Special UN human rights investigator, heading the inquiry into the killing of Saudi dissident journalist Jamal Khashoggi said that early evidence showed he was a victim of “a brutal and premeditated killing, planned and perpetrated by officials of the state of Saudi Arabia”.
Khashoggi was a Washington Post columnist and a critic of the Saudi Crown Prince Mohammad Bin Salman. He was killed on October 2 after he entered the Istanbul Saudi consulate to collect documents regarding his marriage to his Turkish fiancee.
According to U.S intelligence agencies, Khashoggi’s killing was reportedly ordered by the Crown Prince. His body has not yet been found.
Special Rapporteur Agnes Callamard said on Thursday her three-member team had access to part of “chilling and gruesome audio material” of the murder obtained by Turkish intelligence agencies.
A UN statement issued regarding the investigation said that the monarchial regime ‘seriously undermined’ Turkey’s efforts to investigate Khashoggi’s killing at its Istanbul consulate.
“Woefully inadequate time and access was granted to Turkish investigators to conduct a professional and effective crime-scene examination and search required by international standards for investigation,” Callamard said.
She said that she requested access to Saudi Arabia, following a week-long mission with her team of three experts to Turkey.
She stated that she had ‘major concerns’ about the fairness of proceedings for 11 people currently facing trial in the kingdom over Khashoggi’s killing.
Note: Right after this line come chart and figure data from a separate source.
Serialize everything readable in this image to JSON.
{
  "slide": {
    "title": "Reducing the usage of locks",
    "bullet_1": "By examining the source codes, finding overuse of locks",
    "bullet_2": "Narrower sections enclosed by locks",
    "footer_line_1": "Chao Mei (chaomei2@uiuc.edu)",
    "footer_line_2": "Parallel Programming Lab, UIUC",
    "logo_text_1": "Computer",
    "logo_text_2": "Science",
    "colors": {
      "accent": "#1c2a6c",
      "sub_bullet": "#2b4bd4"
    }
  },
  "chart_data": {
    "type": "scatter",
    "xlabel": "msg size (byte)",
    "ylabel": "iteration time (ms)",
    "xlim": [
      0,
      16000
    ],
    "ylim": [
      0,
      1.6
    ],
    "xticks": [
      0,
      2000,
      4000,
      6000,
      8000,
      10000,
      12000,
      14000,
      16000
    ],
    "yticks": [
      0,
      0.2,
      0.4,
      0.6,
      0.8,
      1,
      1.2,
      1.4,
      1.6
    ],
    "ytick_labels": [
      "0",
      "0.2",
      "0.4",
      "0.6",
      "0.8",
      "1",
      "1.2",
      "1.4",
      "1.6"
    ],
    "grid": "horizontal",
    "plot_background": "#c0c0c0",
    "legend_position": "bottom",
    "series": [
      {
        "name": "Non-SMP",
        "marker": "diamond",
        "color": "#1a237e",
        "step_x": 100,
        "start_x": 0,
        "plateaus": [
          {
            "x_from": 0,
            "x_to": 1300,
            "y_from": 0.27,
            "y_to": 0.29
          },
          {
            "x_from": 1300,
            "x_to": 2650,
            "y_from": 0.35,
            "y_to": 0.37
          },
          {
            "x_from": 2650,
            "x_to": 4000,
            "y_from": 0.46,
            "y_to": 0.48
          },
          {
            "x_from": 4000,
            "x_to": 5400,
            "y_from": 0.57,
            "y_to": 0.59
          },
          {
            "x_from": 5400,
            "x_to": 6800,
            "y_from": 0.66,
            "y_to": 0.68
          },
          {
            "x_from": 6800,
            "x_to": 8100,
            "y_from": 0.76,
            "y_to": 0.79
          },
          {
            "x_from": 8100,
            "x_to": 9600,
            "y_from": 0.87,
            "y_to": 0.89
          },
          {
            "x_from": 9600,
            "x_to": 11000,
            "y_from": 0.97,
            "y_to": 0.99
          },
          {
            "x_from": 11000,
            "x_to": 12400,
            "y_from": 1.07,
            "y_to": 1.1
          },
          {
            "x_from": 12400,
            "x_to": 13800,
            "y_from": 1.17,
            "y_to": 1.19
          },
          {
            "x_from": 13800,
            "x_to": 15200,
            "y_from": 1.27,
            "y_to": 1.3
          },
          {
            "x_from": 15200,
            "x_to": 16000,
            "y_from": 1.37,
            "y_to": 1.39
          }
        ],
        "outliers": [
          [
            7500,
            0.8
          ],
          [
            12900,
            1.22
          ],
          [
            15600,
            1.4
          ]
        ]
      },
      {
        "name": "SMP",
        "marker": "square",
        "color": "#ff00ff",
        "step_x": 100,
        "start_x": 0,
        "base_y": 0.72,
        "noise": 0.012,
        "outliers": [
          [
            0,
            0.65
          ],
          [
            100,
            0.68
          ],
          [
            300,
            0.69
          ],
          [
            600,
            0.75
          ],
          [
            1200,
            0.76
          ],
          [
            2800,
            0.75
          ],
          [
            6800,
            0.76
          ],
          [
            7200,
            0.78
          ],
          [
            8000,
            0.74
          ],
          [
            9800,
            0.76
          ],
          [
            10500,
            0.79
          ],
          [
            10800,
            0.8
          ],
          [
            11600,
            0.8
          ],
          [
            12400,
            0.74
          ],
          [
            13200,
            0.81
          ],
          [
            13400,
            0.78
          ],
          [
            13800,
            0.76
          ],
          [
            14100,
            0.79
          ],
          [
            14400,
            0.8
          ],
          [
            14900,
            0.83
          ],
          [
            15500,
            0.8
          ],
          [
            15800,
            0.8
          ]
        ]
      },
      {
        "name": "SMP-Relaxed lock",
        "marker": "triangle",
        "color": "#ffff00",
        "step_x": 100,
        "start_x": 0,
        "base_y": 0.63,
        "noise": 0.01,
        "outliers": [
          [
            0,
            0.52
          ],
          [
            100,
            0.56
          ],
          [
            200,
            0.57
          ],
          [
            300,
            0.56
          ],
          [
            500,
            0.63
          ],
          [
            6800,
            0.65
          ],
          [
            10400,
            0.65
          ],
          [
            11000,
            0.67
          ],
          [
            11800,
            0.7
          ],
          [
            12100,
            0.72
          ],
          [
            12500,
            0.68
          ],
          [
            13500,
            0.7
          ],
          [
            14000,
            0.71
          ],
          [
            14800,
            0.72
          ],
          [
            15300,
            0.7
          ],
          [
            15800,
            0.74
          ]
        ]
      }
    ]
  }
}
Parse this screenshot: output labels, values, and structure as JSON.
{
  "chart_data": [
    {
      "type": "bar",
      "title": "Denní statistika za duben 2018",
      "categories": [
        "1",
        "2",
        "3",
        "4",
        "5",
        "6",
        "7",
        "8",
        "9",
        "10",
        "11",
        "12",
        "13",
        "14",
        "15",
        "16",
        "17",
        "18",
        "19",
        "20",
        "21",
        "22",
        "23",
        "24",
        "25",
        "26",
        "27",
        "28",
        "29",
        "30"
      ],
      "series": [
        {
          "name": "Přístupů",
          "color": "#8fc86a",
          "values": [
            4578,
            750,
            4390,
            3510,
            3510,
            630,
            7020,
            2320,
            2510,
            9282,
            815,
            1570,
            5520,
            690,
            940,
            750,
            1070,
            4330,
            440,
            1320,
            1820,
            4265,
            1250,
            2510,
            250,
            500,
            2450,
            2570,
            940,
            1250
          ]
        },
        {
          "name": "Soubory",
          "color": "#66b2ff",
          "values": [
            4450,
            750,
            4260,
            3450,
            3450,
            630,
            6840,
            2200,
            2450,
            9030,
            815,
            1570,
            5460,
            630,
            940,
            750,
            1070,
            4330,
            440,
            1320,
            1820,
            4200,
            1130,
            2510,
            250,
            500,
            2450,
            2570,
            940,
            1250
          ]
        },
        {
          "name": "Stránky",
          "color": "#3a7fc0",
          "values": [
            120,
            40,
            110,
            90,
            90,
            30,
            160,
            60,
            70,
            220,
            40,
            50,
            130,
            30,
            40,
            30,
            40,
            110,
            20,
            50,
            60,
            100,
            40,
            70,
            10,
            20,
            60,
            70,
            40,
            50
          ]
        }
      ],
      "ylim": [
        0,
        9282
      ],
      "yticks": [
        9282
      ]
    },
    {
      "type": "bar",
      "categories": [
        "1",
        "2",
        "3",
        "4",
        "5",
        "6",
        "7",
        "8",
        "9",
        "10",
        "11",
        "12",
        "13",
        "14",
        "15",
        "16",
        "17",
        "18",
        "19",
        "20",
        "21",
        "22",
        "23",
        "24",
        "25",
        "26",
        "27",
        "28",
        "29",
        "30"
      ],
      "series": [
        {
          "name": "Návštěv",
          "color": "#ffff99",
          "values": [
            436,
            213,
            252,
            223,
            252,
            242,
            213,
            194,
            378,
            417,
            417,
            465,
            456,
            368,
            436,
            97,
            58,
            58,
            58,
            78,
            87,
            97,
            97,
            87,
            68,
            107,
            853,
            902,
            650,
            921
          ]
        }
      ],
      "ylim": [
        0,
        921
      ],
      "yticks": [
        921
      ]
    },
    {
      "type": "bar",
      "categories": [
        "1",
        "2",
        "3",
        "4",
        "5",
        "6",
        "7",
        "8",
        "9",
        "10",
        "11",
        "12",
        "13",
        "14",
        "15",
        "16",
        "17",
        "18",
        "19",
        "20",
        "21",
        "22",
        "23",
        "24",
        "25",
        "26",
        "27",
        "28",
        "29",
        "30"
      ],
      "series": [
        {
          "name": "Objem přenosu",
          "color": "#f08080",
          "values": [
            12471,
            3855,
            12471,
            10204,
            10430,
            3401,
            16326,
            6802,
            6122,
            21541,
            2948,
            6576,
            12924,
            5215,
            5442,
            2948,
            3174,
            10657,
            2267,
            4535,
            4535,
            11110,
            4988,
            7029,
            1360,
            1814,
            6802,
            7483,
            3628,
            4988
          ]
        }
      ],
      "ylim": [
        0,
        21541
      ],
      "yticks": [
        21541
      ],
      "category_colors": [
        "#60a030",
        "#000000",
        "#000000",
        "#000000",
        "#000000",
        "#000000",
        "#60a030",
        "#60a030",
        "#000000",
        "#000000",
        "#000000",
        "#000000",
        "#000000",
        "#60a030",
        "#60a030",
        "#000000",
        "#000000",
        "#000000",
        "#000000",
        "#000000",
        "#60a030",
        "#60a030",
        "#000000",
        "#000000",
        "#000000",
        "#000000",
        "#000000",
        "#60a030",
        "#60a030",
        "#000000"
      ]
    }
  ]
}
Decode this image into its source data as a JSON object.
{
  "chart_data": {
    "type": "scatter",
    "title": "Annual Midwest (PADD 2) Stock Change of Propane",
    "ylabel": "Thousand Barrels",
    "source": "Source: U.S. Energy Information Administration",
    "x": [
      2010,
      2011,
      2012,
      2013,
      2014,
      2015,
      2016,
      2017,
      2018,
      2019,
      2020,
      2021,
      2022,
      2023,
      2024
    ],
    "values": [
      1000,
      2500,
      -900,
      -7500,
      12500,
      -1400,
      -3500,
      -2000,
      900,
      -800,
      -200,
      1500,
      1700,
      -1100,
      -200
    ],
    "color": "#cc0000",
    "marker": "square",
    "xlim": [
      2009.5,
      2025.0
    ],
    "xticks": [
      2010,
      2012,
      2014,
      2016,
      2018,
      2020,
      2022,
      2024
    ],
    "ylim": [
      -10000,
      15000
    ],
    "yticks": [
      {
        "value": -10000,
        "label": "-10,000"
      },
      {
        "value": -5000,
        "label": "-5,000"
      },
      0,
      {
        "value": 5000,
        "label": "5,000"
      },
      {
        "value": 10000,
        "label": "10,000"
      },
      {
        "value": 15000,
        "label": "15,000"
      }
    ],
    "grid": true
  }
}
She is expected to present a final report to the UN Human Rights Council in June.
On Wednesday, the Wall Street Journal reported that Riyadh was trying to contest an element of a CIA assessment that concluded MBS likely ordered the killing.
A confidential report prepared by Kroll, a large private security firm, for the Saudi public prosecutor found that none of the WhatsApp messages exchanged between Prince Mohammed and his top aide, Saud al-Qahtani, on the day of the murder concerned Khashoggi, the WSJ quoted the draft document as saying.
“The existence of those messages between the Saudi prince and Mr Qahtani – who oversaw the team that killed Mr Khashoggi in the Saudi Consulate in Istanbul, according to people familiar with his work – was one piece of evidence cited in the highly classified CIA assessment,” the WSJ reported.
Moreover, the New York Times, citing current and former American and foreign officials with direct knowledge of intelligence reports, reported on Thursday that a year before killing, Saudi Crown Prince Mohammad Bin Salman and told a top aide in conversation that if Khashoggi did not return to the kingdom and end his criticism of the Saudi government, he would use ‘a bullet’ on him.
The conversation appears to have been recently transcribed and analyzed as part of an effort by intelligence agencies to find proof of who was responsible for Mr. Khashoggi’s death. The National Security Agency and other American spy agencies are now sifting through years of the crown prince’s voice and text communications that the N.S.A. routinely intercepted and stored, much as the agency has long done for other top foreign officials, including close allies of the United States, the report stated.